有一種法律是保守派超級多數派已經暗示將使用嚴格的歷史檢驗來維護的:禁止在“敏感”場所攜帶武器。事實上,紐約和其他州正在瘋狂地修改他們的法律,以禁止在遊行、公園、遊樂場、地鐵以及市政或州政府建築物中攜帶武器。但這足夠嗎?法院尚未說明它認為什麼是敏感場所。阻止表現出危險或反社會行為跡象的個人獲得槍支可能是大法官們可能允許的另一種監管,並且可能包括RVRO和ERPO。除此之外,大多數基於證據的措施都可能違反法院對第二修正案的擴張性解讀。

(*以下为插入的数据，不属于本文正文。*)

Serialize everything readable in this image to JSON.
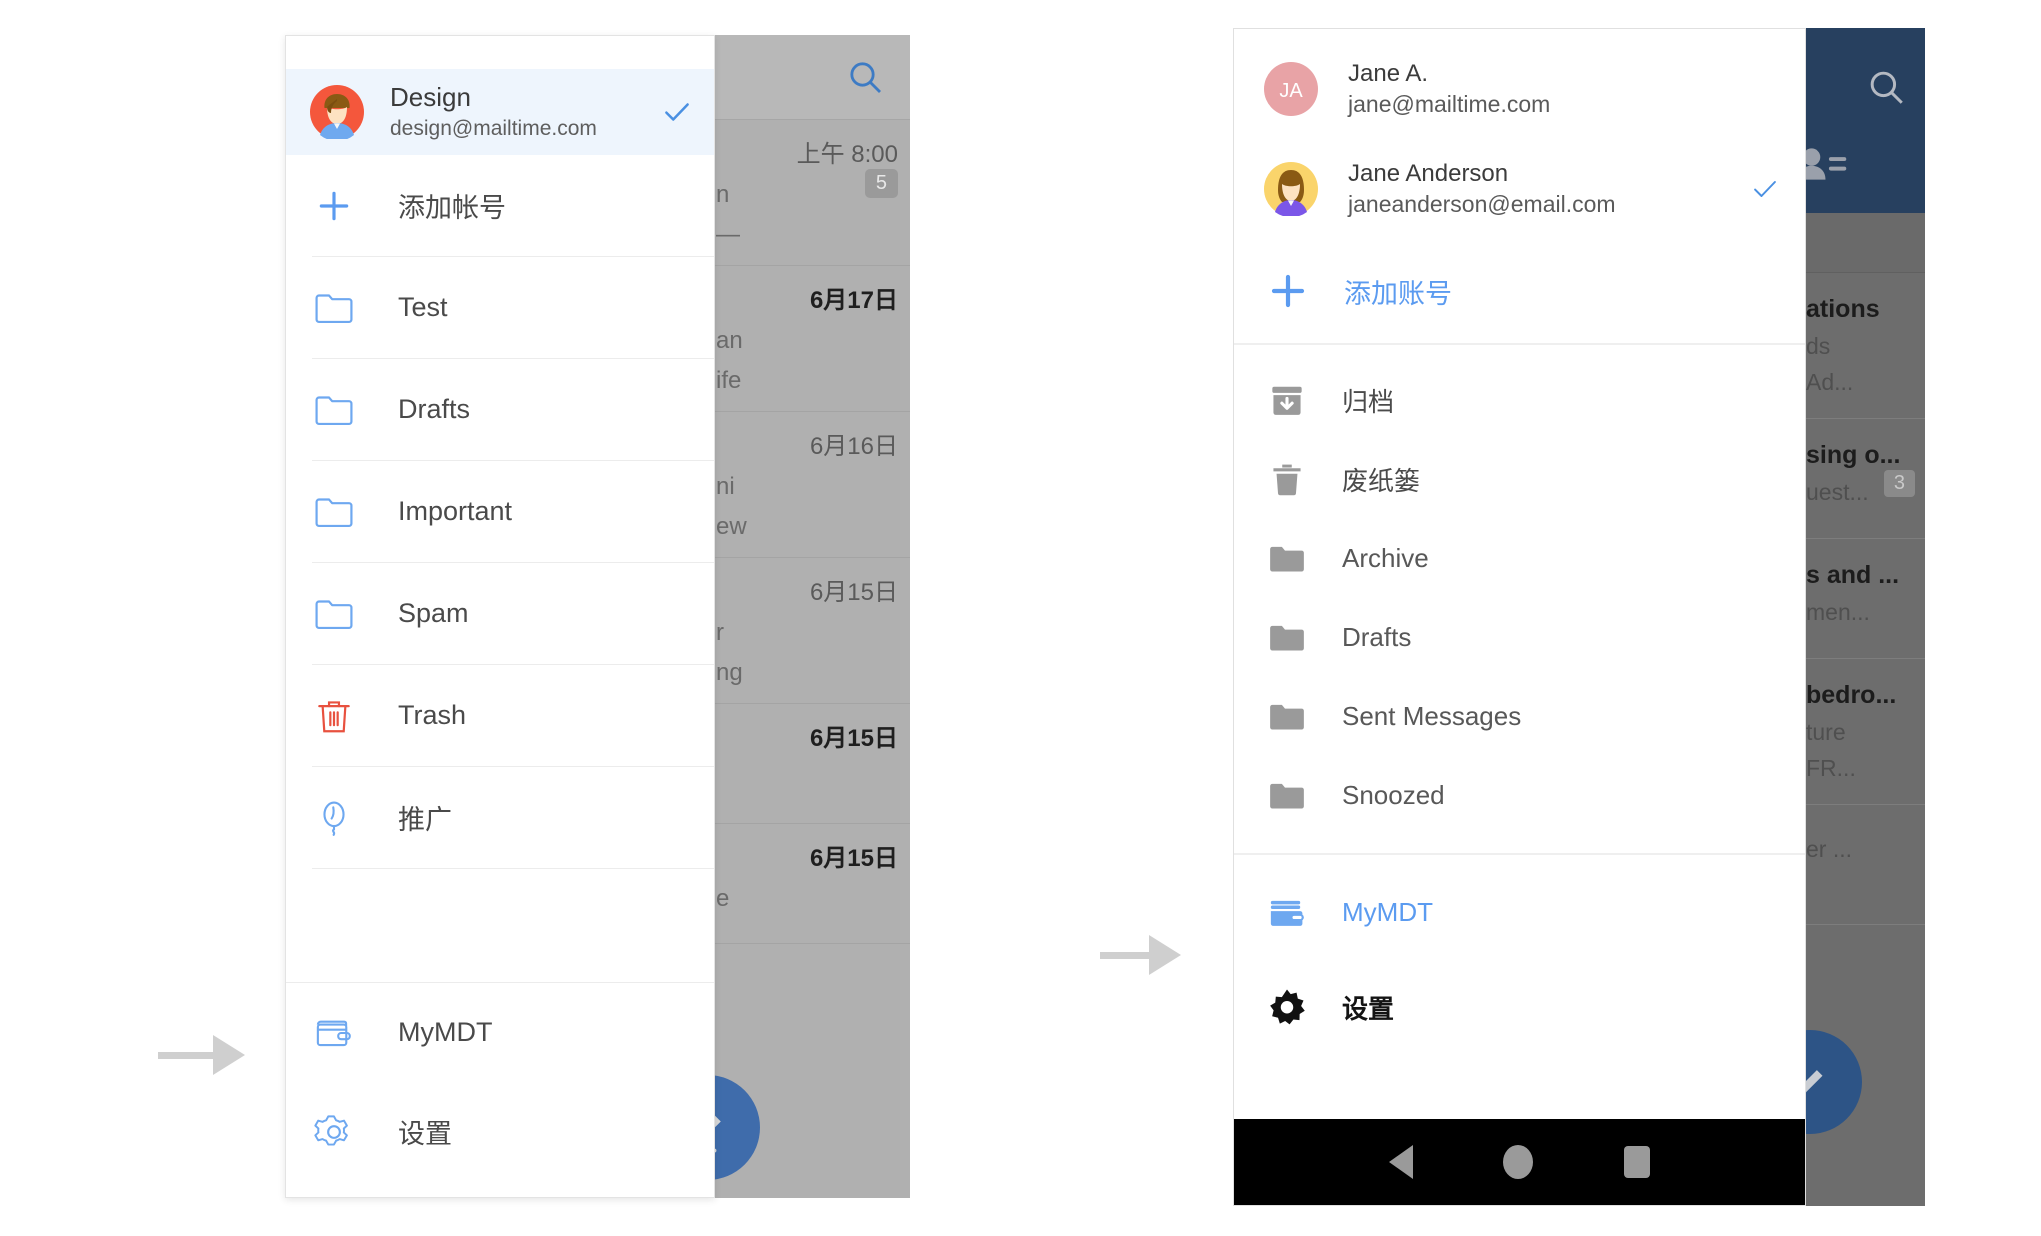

最高法院已經走上了一條深度保守的道路,遠遠超出了斯卡利亞在2008年的立場。法院上個任期的裁決是極端的——從槍支和墮胎到氣候變化以及聯邦衛生和安全機構的權力。大法官們表現出對司法先例和公眾輿論的漠視,削弱了該機構的合法性。當國家正遭受暴力衝擊時,大法官們似乎正在將基於證據的合理槍支法律排除在外,而這些法律不僅是大多數公眾所支援的,也是他們所渴望的。
這是一篇觀點和分析文章,作者或作者表達的觀點不一定代表《大眾科學》的觀點。